En España enterramos muy bien. En cambio, en lo de cuidar a los vivos jamás obtenemos calificaciones tan altas. Nos cuesta bastante más y, por mucho empeño que se ponga, nunca se iguala a lo anterior. Lo decían con tino los abuelos: Dios nos libre del día de las alabanzas. En un país en el que hablar bien del vecino no se estila, cuando se acumulan los halagos es que la has espichado o te ha llegado la jubilación.

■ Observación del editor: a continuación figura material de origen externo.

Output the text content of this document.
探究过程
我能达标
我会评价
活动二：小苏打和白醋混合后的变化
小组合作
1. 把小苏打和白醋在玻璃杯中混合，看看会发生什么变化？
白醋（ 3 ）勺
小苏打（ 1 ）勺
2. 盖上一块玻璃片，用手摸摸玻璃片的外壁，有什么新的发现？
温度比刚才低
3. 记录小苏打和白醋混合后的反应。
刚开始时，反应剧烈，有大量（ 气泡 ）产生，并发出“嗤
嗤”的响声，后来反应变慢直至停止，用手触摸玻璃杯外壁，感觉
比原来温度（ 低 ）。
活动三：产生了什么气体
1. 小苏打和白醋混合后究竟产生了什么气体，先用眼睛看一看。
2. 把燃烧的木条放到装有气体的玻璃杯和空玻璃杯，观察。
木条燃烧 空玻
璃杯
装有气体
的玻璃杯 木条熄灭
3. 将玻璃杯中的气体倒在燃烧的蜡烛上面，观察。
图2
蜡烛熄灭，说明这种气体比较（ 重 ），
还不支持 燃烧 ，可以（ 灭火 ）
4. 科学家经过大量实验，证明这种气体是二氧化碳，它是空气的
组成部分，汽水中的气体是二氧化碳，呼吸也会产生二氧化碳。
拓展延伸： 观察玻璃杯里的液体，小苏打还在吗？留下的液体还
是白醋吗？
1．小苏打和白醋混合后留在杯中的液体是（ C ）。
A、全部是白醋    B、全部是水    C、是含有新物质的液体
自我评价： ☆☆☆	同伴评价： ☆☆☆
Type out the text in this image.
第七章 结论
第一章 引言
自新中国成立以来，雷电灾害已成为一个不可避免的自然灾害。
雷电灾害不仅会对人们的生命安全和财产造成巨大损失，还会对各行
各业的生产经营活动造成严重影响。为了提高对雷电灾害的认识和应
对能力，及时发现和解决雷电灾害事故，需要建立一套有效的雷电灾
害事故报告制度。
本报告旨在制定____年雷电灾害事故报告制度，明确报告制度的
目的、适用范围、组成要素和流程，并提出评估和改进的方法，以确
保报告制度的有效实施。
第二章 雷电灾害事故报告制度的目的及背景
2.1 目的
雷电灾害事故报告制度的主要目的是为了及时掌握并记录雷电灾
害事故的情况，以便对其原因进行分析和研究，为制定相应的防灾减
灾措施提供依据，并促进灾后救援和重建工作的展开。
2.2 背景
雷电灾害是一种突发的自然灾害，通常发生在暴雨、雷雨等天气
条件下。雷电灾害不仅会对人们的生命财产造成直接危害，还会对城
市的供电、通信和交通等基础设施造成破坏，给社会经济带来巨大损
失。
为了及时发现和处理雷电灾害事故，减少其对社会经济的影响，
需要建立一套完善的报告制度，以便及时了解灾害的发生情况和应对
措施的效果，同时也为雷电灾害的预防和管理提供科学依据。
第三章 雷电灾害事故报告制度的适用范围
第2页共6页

El refranero castellano tiene hueco para honrosas excepciones, también en esto de glosar en vida el buen trabajo de alguien. En tiempos en los que todo se graba y se transmite por el móvil el discurrir de la vida en un directo permanente, hemos visto despedidas de profesores aclamados por sus alumnos en un desfile interminable por todos los pasillos del centro en su último día en las aulas; nos hemos emocionado con adioses de mandos policiales cuyos subordinados les han preparado un homenaje sorpresa mientras un tío duro como una roca y con décadas de servicio rompe a llorar; y no hace mucho, en el barrio de Santa Cruz de Sevilla, unos chiquillos del colegio público San Isidoro aclamaron al quiosquero antes de echar para siempre el cierre de su establecimiento. Conductores de autobús, enfermeras, barrenderos… En las redes sociales se han visto todo tipo de despedidas profesionales con muchas dosis de emotividad.
En el deporte, más aún en determinados clubes, no siempre se ha tenido especial sensibilidad para hacer las cosas bien cuando un jugador se iba a otro equipo o, directamente, colgaba las botas en el ocaso de su carrera. Que se lo digan a Raúl, cuyo homenaje en el Bernabéu le llegó con tres años de retraso. Sí lo tuvo en tiempo y forma en el Schalke 04, equipo alemán con una hinchada -y una directiva- agradecida que, en el último partido del delantero madrileño en el Veltins Arena, coreó su nombre y desplegó pancartas con mensajes como «Muchas gracias, señor Raúl». En el pódium de las despedidas emotivas está la de Maradona en la Bombonera, la de Guardiola en el Camp Nou o, más recientemente, la de Joaquín, el eterno capitán del Betis.
En el Real Madrid hay dos leyendas que se van esta temporada, una en el equipo de fútbol y otra en la sección de baloncesto, que -esta vez sí- han tenido el trato merecido. El día del último partido de Toni Kroos en el estadio del Real Madrid se me metió una mota en el ojo que no me he terminado de quitar. Y han pasado ya tres semanas del partido con el Betis. Qué llorera, señores míos, con esos niños tan rubios, tan guapos, tan normales... Con el agradecimiento mutuo sin límites y con el poder reconocer a tiempo lo que cada una de las dos partes ha entregado durante diez años, que tal y como van las cosas pueden parecer pocos, pero que la sabia perspectiva sabe dotar de la dimensión pertinente.
Esta semana ha llegado el adiós de un tipo que cambió para siempre la historia y el rumbo del Real Madrid de baloncesto. Uno de los máximos exponentes de una generación de oro que ha llevado este deporte en España a niveles inimaginables hace no tanto tiempo. Pocas veces una cancha de basket ha vivido un momento tan especial como el que disfrutamos el lunes en el Palacio de los Deportes de Madrid. Fueron más de diez minutos, cerca de veinte, o incluso más con toda la grada coreando el nombre de Rudy Fernández. Otra leyenda que, acompañado de su familia y a moco tendido, demostró la mundanidad que también esconden las estrellas del deporte. Parece que en España vamos aprendiendo ya a despedir a nuestros deportistas como se merecen.